From the Journals

Mixing BP meds with NSAID may be ‘triple whammy’ for kidneys


 

FROM MATHEMATICAL BIOSCIENCES

Patients who mix a diuretic and renin-angiotensin system (RAS) inhibitor with a nonsteroidal anti-inflammatory drug (NSAID) could face a higher risk of developing acute kidney injury (AKI), a new analysis confirms.

The study also looked at risk factors associated with the effect of triple therapy with these agents, which has been called “triple whammy” AKI.

“It’s not that everyone who happens to take this combination of drugs is going to have problems,” Anita Layton, PhD, University of Waterloo, Ontario, said in a statement. “But the research shows it’s enough of a problem that you should exercise caution.”

The study was published online in Mathematical Biosciences.

In an earlier study, triple therapy with a diuretic, RAS inhibitor, and NSAID was associated with a 31% increased risk for AKI, relative to diuretic and RAS inhibitor therapy only.

However, the factors that predispose some patients to develop “triple whammy” AKI are unclear.

To better understand the mechanism by which triple therapy increases risk for AKI, Dr. Layton and colleagues used computational models to gauge interactions between concurrent use of a diuretic, a RAS inhibitor, and an NSAID.

They identified dehydration and high sensitivity to drug treatment as key contributing factors to the development of triple whammy AKI.

Their model simulations suggested that low water intake, the myogenic response (that is, the reflex response of arteries and arterioles to changes in blood pressure to maintain consistent blood flow), and drug sensitivity “may predispose patients with hypertension to develop triple whammy-induced AKI,” they wrote.

“We hypothesize that individuals with an impaired myogenic response may be particularly susceptible to triple whammy AKI. Additionally, increased drug sensitivity or low water intake can predispose patients to triple whammy AKI,” they added.

In the absence of additional risk factors, there was no indication of an elevated risk for AKI when an angiotensin-converting enzyme (ACE) inhibitor and NSAID are combined, the study team said.

In contrast, when an ACE inhibitor, diuretic, and NSAID are combined, critical blood pressure and glomerular filtration rate (GFR) regulatory mechanisms are simultaneously interrupted, they reported.

“Perhaps not unexpectedly, model simulations indicate that triple treatment reduces GFR more than single or double treatments in all individuals.
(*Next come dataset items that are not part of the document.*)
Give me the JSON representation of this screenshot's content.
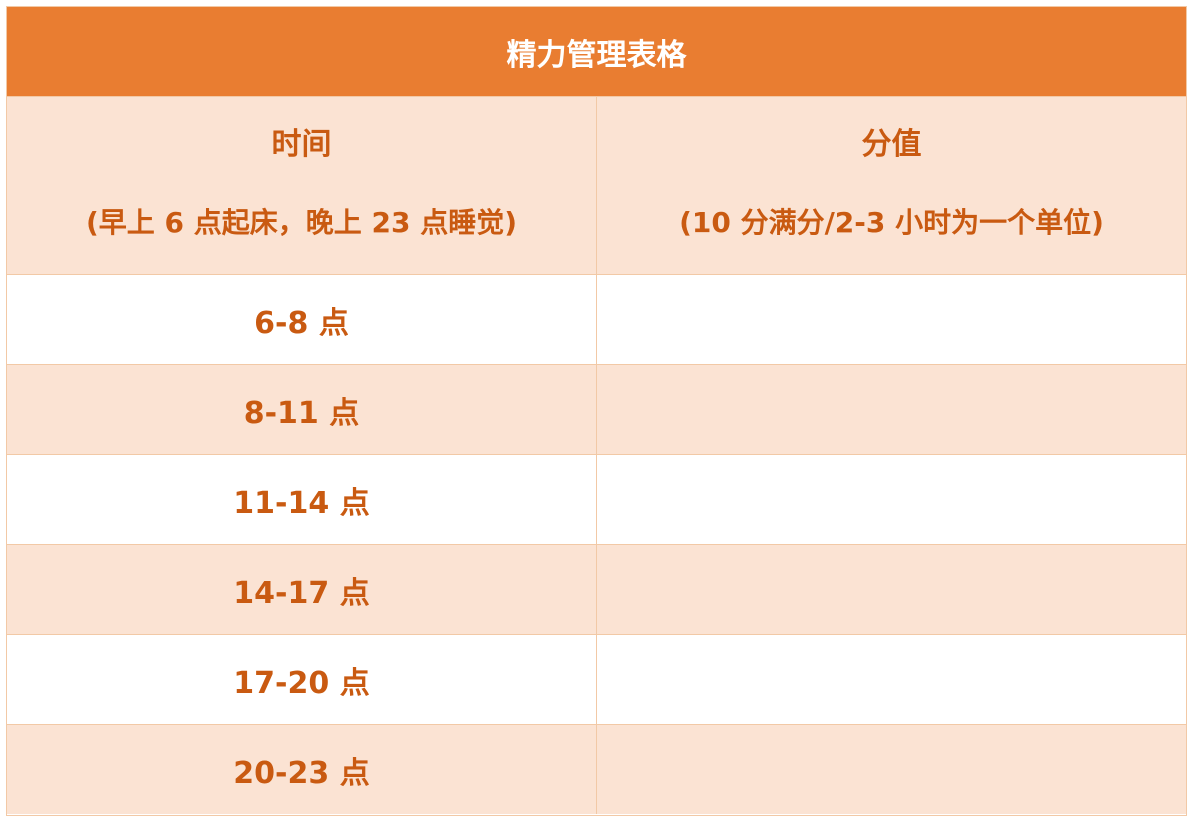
{
  "table": {
    "title": "精力管理表格",
    "header": {
      "col1_main": "时间",
      "col1_sub": "(早上 6 点起床，晚上 23 点睡觉)",
      "col2_main": "分值",
      "col2_sub": "(10 分满分/2-3 小时为一个单位)"
    },
    "rows": [
      {
        "time": "6-8 点",
        "score": ""
      },
      {
        "time": "8-11 点",
        "score": ""
      },
      {
        "time": "11-14 点",
        "score": ""
      },
      {
        "time": "14-17 点",
        "score": ""
      },
      {
        "time": "17-20 点",
        "score": ""
      },
      {
        "time": "20-23 点",
        "score": ""
      }
    ]
  },
  "colors": {
    "header_orange": "#e97d31",
    "text_orange": "#c95a11",
    "band_peach": "#fbe3d3",
    "border": "#f2c9a6"
  }
}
However, under triple treatment, urine volume and GFR have not been predicted to fall sufficiently far to indicate AKI,” they wrote. “This result is consistent with the fact that only a fraction of individuals develop AKI following triple treatment.”

They expect, therefore, that hypertensive patients who are otherwise healthy will be able to withstand triple treatment, in the absence of these aggravating factors, the researchers concluded.

Nonetheless, it’s wise to “always be careful when mixing medications,” Dr. Layton told this news organization.

She noted that “triple whammy AKI is known among kidney researchers and nephrologists. To what extent nonspecialists are aware, it isn’t clear.

“More importantly,” Dr. Layton said, “NSAIDs can be obtained over the counter, and triple whammy AKI isn’t common knowledge outside of the medical community.”

This research was supported by the Canada 150 Research Chair program and by the Natural Sciences and Engineering Research Council of Canada. The authors have declared no conflicts of interest.

A version of this article first appeared on Medscape.com.